How to determine whether a fit is reasonable in Python

569 Views Asked by At

I am fitting a function to data in Python using lmfit. I want to tell whether the fit is good or not. Consider this example (which is actually my data):

enter image description here

Most humans will agree in that the fit in the plot is reasonable. On the other hand, the 'bad fit example' shows a case in which most humans will agree in that this fit is not good. As a human, I am capable of performing such 'statistical eye test' to tell whether the fit is good looking at the plot.

Now I want to automate this process, because I have a lot of data sets and fits and simply cannot look at each of them individually. I am using a chi squared test in the following way:

result = model.fit(y_values, params, x=x_values) # `model` was previously created using lmfit.
degrees_of_freedom = result.nfree
significance_alpha = .05
print('Is fit good?', scipy.stats.chi2.ppf(1-significance_alpha, degrees_of_freedom)>result.chisqr)

No matter what significance_alpha do I choose, it is rejecting all the fits, even though the fits are 'not that bad'. For example setting significance_alpha=1e-10 rejected the fit from the plot above, which actually it looks 'reasonably good' to me and I don't want to reject it.

So my specific question is: What am I doing wrong? Or, what other kind of test or procedure is usually done to filter between 'decent fits' and 'bad fits'?

2

There are 2 best solutions below

0
M Newville On

lmfit provides a number of statistics to evaluate the goodness of a fit. The following statistics will be printed in the fit report, as from

result = model.fit(y_values, params, x=x_values) 
print(result.fit_report()

Each of these statistics can be used to compare two fits. Reduced chi-square, and the two information criteria are both meant to be able to compare fits with a different number of variables (or degrees of freedom). All of them except R-squared should decrease for a better fit, while R-squared should increase.

In order to change that interpretation of a statistic from meaning "the better of two or more fits" into meaning "an objectively good fit", one normally needs to make sure that the fit residual at the heart of chi-square is properly scaled to a good estimate of the uncertainties in the data, usually replacing

residual = data - fit

with

residual = (data - fit)/epsilon

where epsilon is the 1-sigma uncertainty in the data. If this is the case, then a "good fit" should have chi-square of approximately N_free, so that reduced chi-square is approximately 1.

Note that of these statistics, R-squared is by far the worst to use, as that data-data.mean() used explicitly means that the mis-fit is not compared to the uncertainties in the data (as it should be) but to the variation of data itself.
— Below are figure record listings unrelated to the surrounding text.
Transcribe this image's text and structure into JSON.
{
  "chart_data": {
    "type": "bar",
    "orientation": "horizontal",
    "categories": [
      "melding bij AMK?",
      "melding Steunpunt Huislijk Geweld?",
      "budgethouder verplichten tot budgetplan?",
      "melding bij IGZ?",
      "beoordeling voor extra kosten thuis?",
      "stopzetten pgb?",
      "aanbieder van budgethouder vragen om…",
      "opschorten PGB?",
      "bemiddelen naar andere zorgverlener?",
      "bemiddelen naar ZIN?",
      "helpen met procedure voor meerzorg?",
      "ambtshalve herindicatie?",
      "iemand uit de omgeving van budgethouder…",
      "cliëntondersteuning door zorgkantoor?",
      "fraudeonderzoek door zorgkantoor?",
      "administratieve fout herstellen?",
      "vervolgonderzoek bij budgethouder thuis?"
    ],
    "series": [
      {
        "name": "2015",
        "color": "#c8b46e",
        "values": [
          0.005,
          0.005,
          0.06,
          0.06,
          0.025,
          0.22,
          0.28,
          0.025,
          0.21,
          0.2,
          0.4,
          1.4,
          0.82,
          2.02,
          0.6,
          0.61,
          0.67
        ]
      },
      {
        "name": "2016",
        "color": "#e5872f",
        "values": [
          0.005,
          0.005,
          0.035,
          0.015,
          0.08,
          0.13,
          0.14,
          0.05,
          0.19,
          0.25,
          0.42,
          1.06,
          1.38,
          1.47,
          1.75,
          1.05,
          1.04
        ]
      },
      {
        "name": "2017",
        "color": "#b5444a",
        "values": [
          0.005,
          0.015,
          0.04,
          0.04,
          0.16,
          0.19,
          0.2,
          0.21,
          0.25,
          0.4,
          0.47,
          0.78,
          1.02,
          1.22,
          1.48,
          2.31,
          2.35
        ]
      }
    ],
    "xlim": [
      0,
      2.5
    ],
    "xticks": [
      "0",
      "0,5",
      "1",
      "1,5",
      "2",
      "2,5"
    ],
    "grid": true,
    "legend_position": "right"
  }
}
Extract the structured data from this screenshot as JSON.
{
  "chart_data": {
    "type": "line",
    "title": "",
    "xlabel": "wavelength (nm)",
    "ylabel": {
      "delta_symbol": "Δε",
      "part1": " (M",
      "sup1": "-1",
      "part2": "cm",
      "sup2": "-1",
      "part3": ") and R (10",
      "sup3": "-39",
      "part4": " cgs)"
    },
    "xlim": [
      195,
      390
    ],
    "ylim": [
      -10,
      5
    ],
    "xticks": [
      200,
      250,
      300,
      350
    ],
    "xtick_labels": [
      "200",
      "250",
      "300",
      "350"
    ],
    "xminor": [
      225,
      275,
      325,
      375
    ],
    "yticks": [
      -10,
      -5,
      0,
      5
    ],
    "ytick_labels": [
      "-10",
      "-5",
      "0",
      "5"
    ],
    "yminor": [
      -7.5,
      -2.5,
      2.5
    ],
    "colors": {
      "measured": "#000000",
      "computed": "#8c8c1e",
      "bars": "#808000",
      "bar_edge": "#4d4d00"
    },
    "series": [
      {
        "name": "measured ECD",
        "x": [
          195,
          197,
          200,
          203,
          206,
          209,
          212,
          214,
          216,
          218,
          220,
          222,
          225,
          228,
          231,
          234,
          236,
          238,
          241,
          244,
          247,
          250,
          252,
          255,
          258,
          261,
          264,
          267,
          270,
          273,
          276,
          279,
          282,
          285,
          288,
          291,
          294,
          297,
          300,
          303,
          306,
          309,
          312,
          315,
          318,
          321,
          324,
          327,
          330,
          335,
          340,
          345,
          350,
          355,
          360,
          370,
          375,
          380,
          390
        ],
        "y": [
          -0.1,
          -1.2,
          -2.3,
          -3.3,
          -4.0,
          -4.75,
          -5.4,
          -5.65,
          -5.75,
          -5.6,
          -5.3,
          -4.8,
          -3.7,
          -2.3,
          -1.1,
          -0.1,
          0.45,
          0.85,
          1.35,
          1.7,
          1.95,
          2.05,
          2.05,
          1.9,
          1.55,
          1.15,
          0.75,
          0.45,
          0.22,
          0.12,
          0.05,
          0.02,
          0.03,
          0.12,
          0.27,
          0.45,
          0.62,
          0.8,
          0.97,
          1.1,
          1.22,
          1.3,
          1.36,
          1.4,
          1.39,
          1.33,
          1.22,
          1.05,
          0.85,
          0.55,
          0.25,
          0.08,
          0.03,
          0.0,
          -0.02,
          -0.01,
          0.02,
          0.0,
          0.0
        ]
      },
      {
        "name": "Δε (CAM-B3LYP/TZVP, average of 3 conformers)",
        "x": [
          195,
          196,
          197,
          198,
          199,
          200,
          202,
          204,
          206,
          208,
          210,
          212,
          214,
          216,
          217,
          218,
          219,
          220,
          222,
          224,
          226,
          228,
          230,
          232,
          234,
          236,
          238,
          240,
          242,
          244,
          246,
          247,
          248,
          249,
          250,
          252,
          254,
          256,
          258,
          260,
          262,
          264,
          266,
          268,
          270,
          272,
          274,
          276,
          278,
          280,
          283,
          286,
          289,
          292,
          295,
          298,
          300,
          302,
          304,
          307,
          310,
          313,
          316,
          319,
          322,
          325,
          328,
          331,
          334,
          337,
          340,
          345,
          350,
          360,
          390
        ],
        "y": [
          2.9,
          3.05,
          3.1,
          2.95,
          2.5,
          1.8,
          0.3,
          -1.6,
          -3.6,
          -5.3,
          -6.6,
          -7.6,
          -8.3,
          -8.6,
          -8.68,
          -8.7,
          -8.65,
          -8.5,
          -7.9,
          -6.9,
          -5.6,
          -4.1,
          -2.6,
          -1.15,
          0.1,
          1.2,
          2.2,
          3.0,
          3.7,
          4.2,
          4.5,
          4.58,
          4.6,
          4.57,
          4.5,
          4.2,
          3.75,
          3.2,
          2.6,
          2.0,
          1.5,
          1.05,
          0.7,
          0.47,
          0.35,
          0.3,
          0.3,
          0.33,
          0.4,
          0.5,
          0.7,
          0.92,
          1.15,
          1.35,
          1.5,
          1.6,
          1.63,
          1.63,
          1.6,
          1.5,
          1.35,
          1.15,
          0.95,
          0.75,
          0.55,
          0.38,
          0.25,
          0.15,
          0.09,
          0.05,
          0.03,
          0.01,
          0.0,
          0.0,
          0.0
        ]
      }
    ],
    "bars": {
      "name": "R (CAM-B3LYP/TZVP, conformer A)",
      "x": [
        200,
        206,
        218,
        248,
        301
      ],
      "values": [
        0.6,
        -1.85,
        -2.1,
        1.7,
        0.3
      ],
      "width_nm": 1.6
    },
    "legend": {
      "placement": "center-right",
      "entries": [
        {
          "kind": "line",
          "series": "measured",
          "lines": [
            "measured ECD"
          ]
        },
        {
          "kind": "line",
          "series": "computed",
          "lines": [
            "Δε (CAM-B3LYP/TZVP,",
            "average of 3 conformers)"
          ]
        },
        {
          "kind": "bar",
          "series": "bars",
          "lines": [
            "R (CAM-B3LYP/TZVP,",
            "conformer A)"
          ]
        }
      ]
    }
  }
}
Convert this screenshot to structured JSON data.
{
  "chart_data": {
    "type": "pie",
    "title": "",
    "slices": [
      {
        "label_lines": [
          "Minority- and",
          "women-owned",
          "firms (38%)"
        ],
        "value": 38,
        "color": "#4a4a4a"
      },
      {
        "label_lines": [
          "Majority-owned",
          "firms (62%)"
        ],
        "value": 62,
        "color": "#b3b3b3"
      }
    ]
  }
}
As an example, if you have data that has a step function in it or data with a single but prominent peak in it (as your data does), most data points may be far from the mean value, and so that denominator will be rather large, making R-squared appear very close to 1.

0
user171780 On

I found the problem, I was giving a zero uncertainty to bins with zero entries. Adding an uncertainty of 1 to these bins makes the chi squared test to work properly.